As Japan races to avoid a nuclear disaster, some Americans and companies in the United States are scrambling to obtain potassium iodide, a drug that can protect people from radiation-induced thyroid cancer.
“We’ve sold more in the past three days than we have in the past three years,” said Jim Small, president of the American arm of Recipharm, a Swedish company that is a major supplier of potassium iodide.
While some orders are going to individuals, others are going to companies that want to provide the products to their employees in Japan, the manufacturers said. Mr. Small said that Recipharm was trying to borrow tablets from governments of countries far from Japan to send there. Alan Morris, president of Anbex, another supplier, said his company was looking to donate two million expired but still effective tablets to Japan.
Japan has distributed iodine tablets to evacuation centers near the nuclear plants that are leaking radiation.
Potassium iodide, also known by the chemical symbol KI, is used to saturate the thyroid gland with iodine so that radioactive iodine inhaled or ingested will not be retained by the gland.
For Americans trying to buy the pills, some experts say there is no need for them — and certainly no reason to use them now — because Americans are not being exposed to dangerous levels of radiation from the Japanese plants, nor are they likely to be.
“There’s a huge body of water between us and Japan,” said Kathryn A. Higley, head of nuclear engineering and radiation health physics at Oregon State University. “I have two kids. I’m not concerned for my kids one iota.”
Still, the situation in Japan could rekindle calls for the United States government to provide potassium iodide tablets to more people who live near American nuclear power plants.
The suppliers of the three versions of potassium iodide approved by the Food and Drug Administration, none of which require a prescription, said they were struggling to keep up with demand.
“We’re completely out,” said Mr.
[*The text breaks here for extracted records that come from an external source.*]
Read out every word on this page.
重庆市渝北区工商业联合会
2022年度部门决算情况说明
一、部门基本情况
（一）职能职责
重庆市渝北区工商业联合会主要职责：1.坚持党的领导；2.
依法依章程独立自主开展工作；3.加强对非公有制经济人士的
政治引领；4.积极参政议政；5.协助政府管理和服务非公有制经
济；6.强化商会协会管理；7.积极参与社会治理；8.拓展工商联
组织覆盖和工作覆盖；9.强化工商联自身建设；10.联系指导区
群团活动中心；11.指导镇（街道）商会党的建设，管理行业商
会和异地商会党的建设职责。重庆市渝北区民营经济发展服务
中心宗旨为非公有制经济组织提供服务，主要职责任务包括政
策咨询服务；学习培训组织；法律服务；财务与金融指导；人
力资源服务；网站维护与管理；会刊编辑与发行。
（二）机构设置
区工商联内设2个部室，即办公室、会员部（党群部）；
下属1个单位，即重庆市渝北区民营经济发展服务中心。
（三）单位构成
Morris, of Anbex, which sells the Iosat tablets through its Web site. Mr. Morris said the company could make millions of tablets a day after it geared up and that it hoped to have more supply by early April.
Recipharm has already stopped taking orders through its Web site for its ThyroSafe tablets.
Fleming Pharmaceuticals, which makes the ThyroShield liquid formulation suitable for young children, said it was shipping its product as fast as it could and was making more.
Few drugstores carry potassium iodide because there is usually no demand. Still, many drugstores, particularly on the West Coast, said they were besieged by requests.
“By the end of the day people were walking in and paying in advance,” said Whimsy Anderson, the naturopathic doctor at the Pharmaca Integrative Pharmacy in Los Angeles. The store quickly sold out the potassium iodide it had ordered from a dietary supplement company and then ran out of kelp capsules, which also contain iodine.
Dr. Gregory Brent, president of the American Thyroid Association and a professor of medicine at the University of California, Los Angeles, said other forms of iodine might also protect the thyroid gland, provided the amounts were large enough. The recommended dose of potassium iodide for adults is 130 milligrams a day. By contrast, Americans typically get only about one thousandth of that amount from food, he said.
Dr. Brent said that in rare cases, KI pills can cause hyperthyroidism or allergic reactions.
Congress passed legislation in 2002 requiring the federal government to supply potassium iodide capsules to people living within 20 miles of nuclear power plants in the United States.
But the administrations of George W. Bush and Barack Obama have not implemented that provision, saying the law allows for alternatives.
Some states have given pills to people living within 10 miles of nuclear plants, or stockpiled the pills for those people.
Representative Edward J. Markey, the Massachusetts Democrat who is the author of the 2002 legislation, said the crisis in Japan showed that the pills must be distributed beyond 10 miles from nuclear plants.
“We should not wait for a catastrophic accident at or a terrorist attack on a nuclear reactor in this country to occur to implement this common-sense emergency preparedness measure,” he wrote in a letter Monday to John Holdren, the White House science adviser.
The Department of Health and Human Services said in a statement that it would try to learn as much as possible from the Japanese crisis and response. “Policy options relating to KI distribution will be among the issues studied,” it said.